The recent High Court decision in American Leisure Group Limited v Olswang LLP demonstrates that if a Claimant issues proceedings on the eve of limitation but gets the Defendant’s name wrong, it runs a very serious risk (as here) of not being allowed to substitute the correct Defendant. Claimants and their lawyers beware.

The Facts

Olswang was a solicitors’ partnership and it acted for ALG. It later converted to LLP status and became Olswang LLP. The LLP was the successor practice of the former partnership. ALG wanted to sue its lawyers and issued a claim shortly before the six-year period of limitation expired, wrongly naming Olswang LLP as the defendant in the claim. The LLP applied to strike out the claim as it had not been incorporated at the time of the alleged negligence. ALG accepted that the correct defendant should be the partnership, and applied to substitute the partnership for the LLP. At the first-instance hearing of the applications, the Master determined that he had jurisdiction under the CPR to substitute the partnership for the LLP, but that he was not going to exercise his discretion to do so.


The Decision

The appeal considered three questions:

1 Had the Master erred in determining that he had jurisdiction?

The Master had jurisdiction if the requirement set out in CPR 19.5(3)(a) was satisfied, i.e. that “the new party is to be substituted for a party who was named in the claim form in mistake for the new party“.

There are two possibilities in cases such as this where the LLP is a “successor practice” to the partnership:

• where the claimant sues the LLP in the mistaken belief it was the LLP which provided the services in question and not the partnership (in which case the Court does have jurisdiction), or

• where the claimant knows that the services were provided by the partnership but mistakenly believes that the LLP is legally liable (as a successor practice) (in which case the Court does not have jurisdiction)

The appeal court concluded that the Master had correctly identified that this claim fell into the former category.

NB The concept of the “successor practice” is only relevant to professional indemnity insurance and has no bearing on the identity of the defendant.

2 If the Master had jurisdiction, can the appeal court interfere with the exercise of his discretion?

The appeal court determined that the Master’s decision had been a “case management decision” (which include decisions about “adding a party to a claim”). The threshold for interference is therefore higher, for example if there had been an error of principle or if an unreasonable conclusion had been reached.

Whilst this conclusion complies with the CPR, it should be noted that this “case management decision” has led to the strike out of a $400 million claim.

3 If the appeal court is entitled to interfere, was the exercise of discretion wrong?

The Master took eight factors into account when exercising his discretion. Of these, the appeal court highlighted the Claimant’s:

• delay in (i) issuing the Claim Form (days before the limitation period expired), (ii) serving Particulars, (iii) dealing with the LLP’s strike-out application, and (iv) making the substitution application;

• failure to enter into any pre-action correspondence with Olswang LLP.

The appeal court therefore concluded that the Master did not err when he decided that these factors caused prejudice to the partnership: “by their inaction, ALG was indicating that there was no claim to be brought against Olswang and, once limitation had passed, the partners of Olswang were entitled to consider themselves protected by having a limitation defence”.


This decision is a sombre warning to claimants and their lawyers.

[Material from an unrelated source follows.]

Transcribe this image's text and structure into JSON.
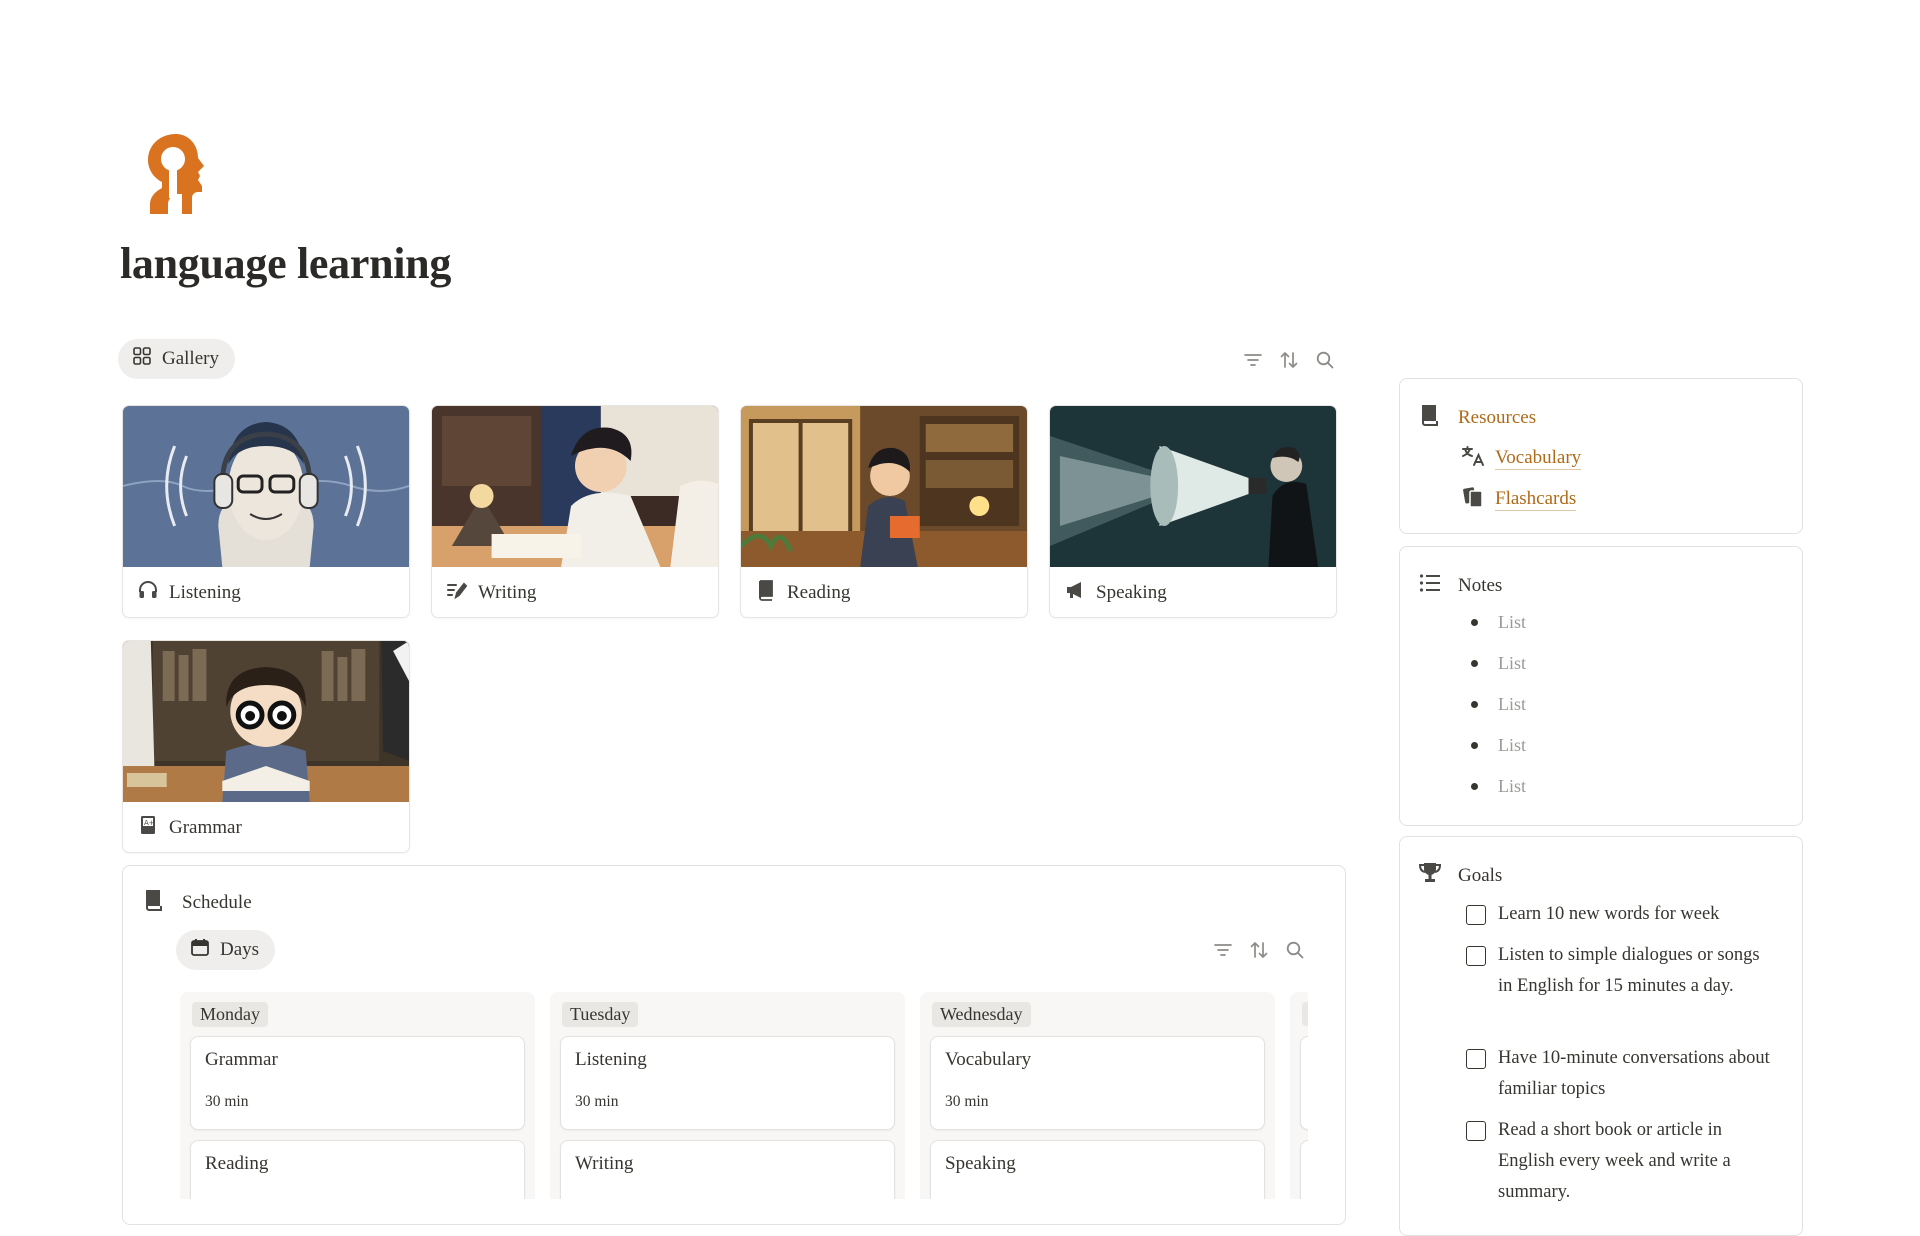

Professional negligence claims often come to light many years after the negligent act, and many defendants have ceased to exist or become part of a different entity.

In such circumstances, it is absolutely normal for claimants to be unsure as to the identity of the correct defendant, to be unable to correspond with the prospective defendant pre-action, and to have to issue protective proceedings at short notice to protect limitation.

The Courts will, it seems, have no sympathy for a claimant who accidentally gets the name wrong. The message is clear:

• Do all you can to identify the correct defendant – i.e. the legal entity that provided you with the negligent advice. If possible, get them to confirm in writing the name of the correct defendant.

• Do not be fooled by the “successor practice” point. It is a figment of insurance law and SRA regulation and has no effect upon the choice of defendant. You cannot sue the successor practice.

• If in doubt, name all likely defendants on the Claim Form. You can always discontinue against the wrong ones later.